Otras regiones

La posible candidatura de Alofoke expone el riesgo de convertir la política en espectáculo

junio 24, 2026 · Redactor
La posible candidatura de Alofoke reabre el debate sobre la crisis de representación en República Dominicana
Foto: acento.com.do

La eventual candidatura de Santiago Matías, Alofoke, reabre el debate sobre la crisis de representación, pero también sobre el riesgo de que la política dominicana se reduzca a popularidad, espectáculo y exposición mediática.

La eventual candidatura de Santiago Matías, conocido como Alofoke, ha reabierto una discusión que va más allá del desencanto con los partidos tradicionales. El caso vuelve a poner sobre la mesa una pregunta de fondo: si una figura de alta exposición pública, pero sin trayectoria política conocida, puede ser presentada como respuesta a la crisis de representación sin convertir la contienda en un ejercicio de política-espectáculo.

La conversación surge en un contexto en el que una parte de la ciudadanía, sobre todo joven, dice no sentirse reflejada en las estructuras partidarias tradicionales. Ese malestar existe y explica por qué figuras externas a los partidos captan atención y adhesión.
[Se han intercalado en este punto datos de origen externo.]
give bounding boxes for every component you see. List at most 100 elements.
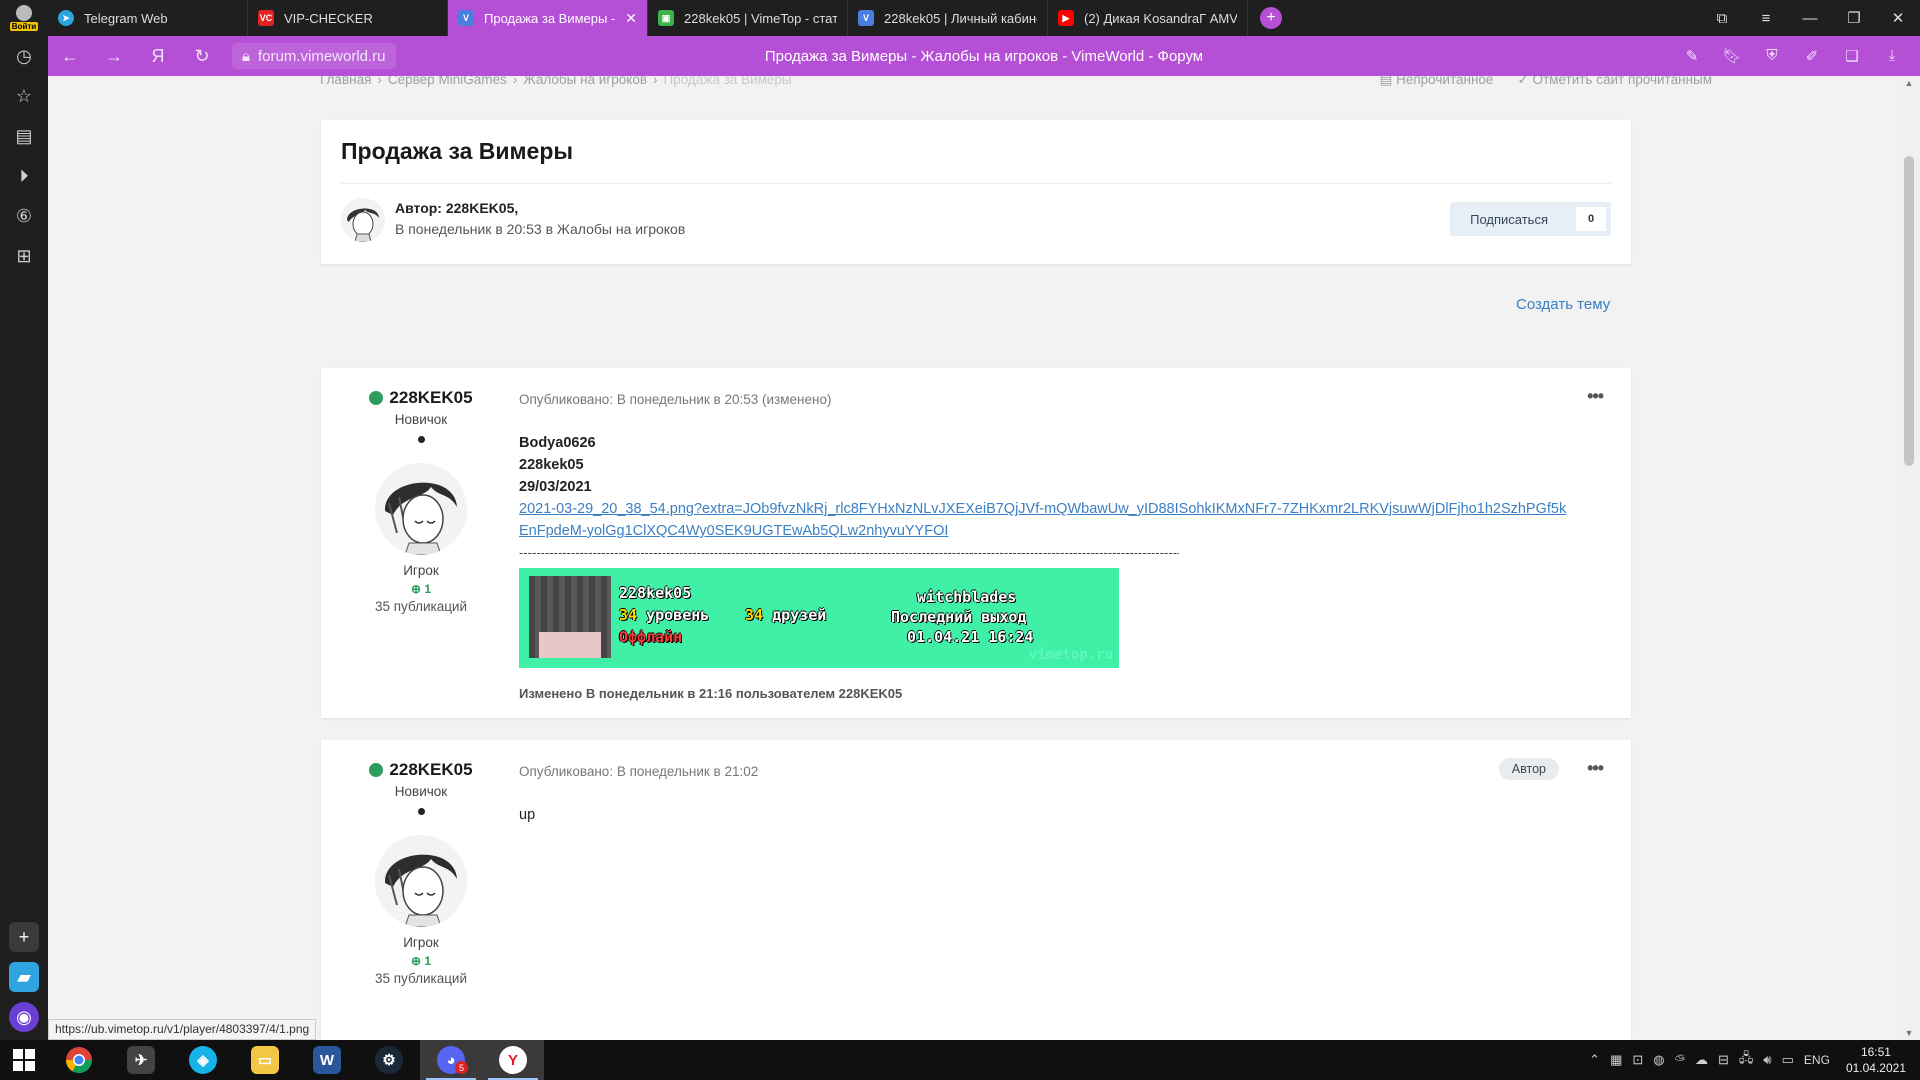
profile-login-label: Войти <box>9 22 39 31</box>
close-window-icon[interactable]: ✕ <box>1876 9 1920 27</box>
download-icon[interactable]: ⤓ <box>1874 47 1910 65</box>
banner-level-label: уровень <box>646 606 710 624</box>
topic-title: Продажа за Вимеры <box>341 138 574 164</box>
post-meta[interactable]: Опубликовано: В понедельник в 21:02 <box>519 764 758 779</box>
feather-icon[interactable]: ✎ <box>1674 47 1710 65</box>
battery-icon[interactable]: ▭ <box>1782 1052 1794 1068</box>
app-icon[interactable]: ✈ <box>110 1040 172 1080</box>
restore-icon[interactable]: ❐ <box>1832 9 1876 27</box>
post-author-name[interactable]: 228KEK05 <box>321 760 521 780</box>
protect-icon[interactable]: ⛨ <box>1754 47 1790 65</box>
add-panel-icon[interactable]: + <box>9 922 39 952</box>
tray-icon[interactable]: ⊡ <box>1632 1052 1643 1068</box>
minimize-icon[interactable]: — <box>1788 10 1832 27</box>
start-button[interactable] <box>0 1040 48 1080</box>
bookmark-icon[interactable]: 🔖︎ <box>1714 47 1750 65</box>
banner-friends-label: друзей <box>772 606 827 624</box>
tray-icon[interactable]: ⊟ <box>1718 1052 1729 1068</box>
video-icon[interactable]: ⏵ <box>0 156 48 196</box>
vimetop-player-banner[interactable]: 228kek05 34 уровень Оффлайн 34 друзей wi… <box>519 568 1119 668</box>
screenshot-link[interactable]: 2021-03-29_20_38_54.png?extra=JOb9fvzNkR… <box>519 501 1566 539</box>
network-icon[interactable]: 🖧︎ <box>1739 1049 1754 1071</box>
plane-icon: ✈ <box>127 1046 155 1074</box>
kodi-icon[interactable]: ◈ <box>172 1040 234 1080</box>
tab-title: Telegram Web <box>84 10 168 26</box>
tray-icon[interactable]: ☁ <box>1695 1052 1708 1068</box>
post-author-name[interactable]: 228KEK05 <box>321 388 521 408</box>
explorer-icon[interactable]: ▭ <box>234 1040 296 1080</box>
scroll-down-icon[interactable]: ▼ <box>1898 1028 1920 1038</box>
favorites-icon[interactable]: ☆ <box>0 76 48 116</box>
post-line: 29/03/2021 <box>519 479 592 495</box>
notes-icon[interactable]: ▤ <box>0 116 48 156</box>
kodi-logo-icon: ◈ <box>189 1046 217 1074</box>
forum-post: 228KEK05 Новичок Игрок ⊕ 1 35 публикаций… <box>321 740 1631 1040</box>
six-icon[interactable]: ⑥ <box>0 196 48 236</box>
post-menu-icon[interactable]: ••• <box>1587 386 1604 407</box>
forward-icon[interactable]: → <box>92 46 136 67</box>
author-group: Игрок <box>403 935 439 950</box>
subscribe-button[interactable]: Подписаться 0 <box>1450 202 1611 236</box>
browser-sidebar: ◷ ☆ ▤ ⏵ ⑥ ⊞ + ▰ ◉ <box>0 36 48 1040</box>
collections-icon[interactable]: ❏ <box>1834 47 1870 65</box>
post-menu-icon[interactable]: ••• <box>1587 758 1604 779</box>
create-topic-link[interactable]: Создать тему <box>1516 296 1610 313</box>
close-tab-icon[interactable]: ✕ <box>625 10 637 27</box>
tab-youtube[interactable]: ▶ (2) Дикая KosandraГ AMV <box>1048 0 1248 36</box>
tab-telegram[interactable]: ➤ Telegram Web <box>48 0 248 36</box>
tray-icon[interactable]: ⛅︎ <box>1675 1052 1685 1068</box>
breadcrumb-current: Продажа за Вимеры <box>663 76 792 87</box>
vimeworld-icon: V <box>858 10 874 26</box>
url-field[interactable]: 🔒︎ forum.vimeworld.ru <box>232 43 396 69</box>
apps-grid-icon[interactable]: ⊞ <box>0 236 48 276</box>
scrollbar-thumb[interactable] <box>1904 156 1914 466</box>
language-indicator[interactable]: ENG <box>1804 1053 1830 1067</box>
back-icon[interactable]: ← <box>48 46 92 67</box>
yandex-icon[interactable]: Я <box>136 46 180 67</box>
yandex-browser-icon[interactable]: Y <box>482 1040 544 1080</box>
pen-icon[interactable]: ✐ <box>1794 47 1830 65</box>
tray-icon[interactable]: ◍ <box>1653 1052 1664 1068</box>
profile-button[interactable]: Войти <box>0 0 48 36</box>
steam-icon[interactable]: ⚙ <box>358 1040 420 1080</box>
unread-link[interactable]: ▤ Непрочитанное <box>1380 76 1494 88</box>
breadcrumb-minigames[interactable]: Сервер MiniGames <box>388 76 507 87</box>
volume-icon[interactable]: 🔊︎ <box>1763 1052 1771 1068</box>
youtube-icon: ▶ <box>1058 10 1074 26</box>
breadcrumb-home[interactable]: Главная <box>320 76 371 87</box>
topic-author[interactable]: Автор: 228KEK05, <box>395 200 518 216</box>
history-icon[interactable]: ◷ <box>0 36 48 76</box>
chrome-icon[interactable] <box>48 1040 110 1080</box>
tab-vimeworld-cabinet[interactable]: V 228kek05 | Личный кабине <box>848 0 1048 36</box>
author-avatar[interactable] <box>341 198 385 242</box>
tab-vip-checker[interactable]: VC VIP-CHECKER <box>248 0 448 36</box>
banner-friends-num: 34 <box>745 606 764 624</box>
new-tab-button[interactable]: + <box>1260 7 1282 29</box>
reload-icon[interactable]: ↻ <box>180 46 224 67</box>
breadcrumb-complaints[interactable]: Жалобы на игроков <box>523 76 647 87</box>
mark-read-link[interactable]: ✓ Отметить сайт прочитанным <box>1517 76 1712 88</box>
tray-icon[interactable]: ▦ <box>1610 1052 1622 1068</box>
tabs-list-icon[interactable]: ⧉ <box>1700 10 1744 27</box>
scroll-up-icon[interactable]: ▲ <box>1898 78 1920 88</box>
window-controls: ⧉ ≡ — ❐ ✕ <box>1700 0 1920 36</box>
avatar[interactable] <box>375 463 467 555</box>
page-scrollbar[interactable]: ▲ ▼ <box>1898 76 1920 1040</box>
word-icon[interactable]: W <box>296 1040 358 1080</box>
banner-nick: 228kek05 <box>619 584 692 602</box>
clock[interactable]: 16:51 01.04.2021 <box>1846 1044 1906 1076</box>
messenger-icon[interactable]: ▰ <box>9 962 39 992</box>
alice-icon[interactable]: ◉ <box>9 1002 39 1032</box>
reputation-value: 1 <box>424 954 432 968</box>
plus-circle-icon: ⊕ <box>410 582 422 596</box>
tab-forum-active[interactable]: V Продажа за Вимеры - ✕ <box>448 0 648 36</box>
windows-icon <box>13 1049 35 1071</box>
tab-vimetop[interactable]: ▣ 228kek05 | VimeTop - стат <box>648 0 848 36</box>
url-text: forum.vimeworld.ru <box>257 47 386 65</box>
page-content: Главная › Сервер MiniGames › Жалобы на и… <box>48 76 1898 1040</box>
avatar[interactable] <box>375 835 467 927</box>
discord-icon[interactable]: ◕ 5 <box>420 1040 482 1080</box>
tray-icon[interactable]: ⌃ <box>1589 1052 1600 1068</box>
menu-icon[interactable]: ≡ <box>1744 10 1788 27</box>
post-meta[interactable]: Опубликовано: В понедельник в 20:53 (изм… <box>519 392 831 407</box>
Pero la popularidad, por sí sola, no sustituye la capacidad de gobernar, ni la preparación institucional, ni el conocimiento requerido para administrar el Estado con resultados verificables.

En ese sentido, la discusión sobre Alofoke no debería reducirse a la simpatía que despierta ni a una reacción defensiva de los partidos. También obliga a examinar qué ofrecen las organizaciones políticas para recuperar credibilidad, cómo responden a la desconexión ciudadana y por qué la renovación no puede descansar únicamente en la notoriedad mediática o en la lógica del entretenimiento.

La candidatura de una figura outsider puede expresar rechazo al sistema, pero no resuelve por sí misma los problemas de representación ni garantiza mejor gestión pública. Si el debate se centra solo en el impacto mediático, la democracia corre el riesgo de confundir visibilidad con capacidad de الدولة? No, de Estado.

Por eso, más que celebrar o descartar la posibilidad, el país necesita una conversación seria sobre el tipo de liderazgo que exige la Presidencia: rendición de cuentas, experiencia, claridad programática y responsabilidad frente al interés público. En una etapa de desgaste de los partidos, la salida no puede ser reemplazar las debilidades del sistema con una candidatura basada únicamente en popularidad.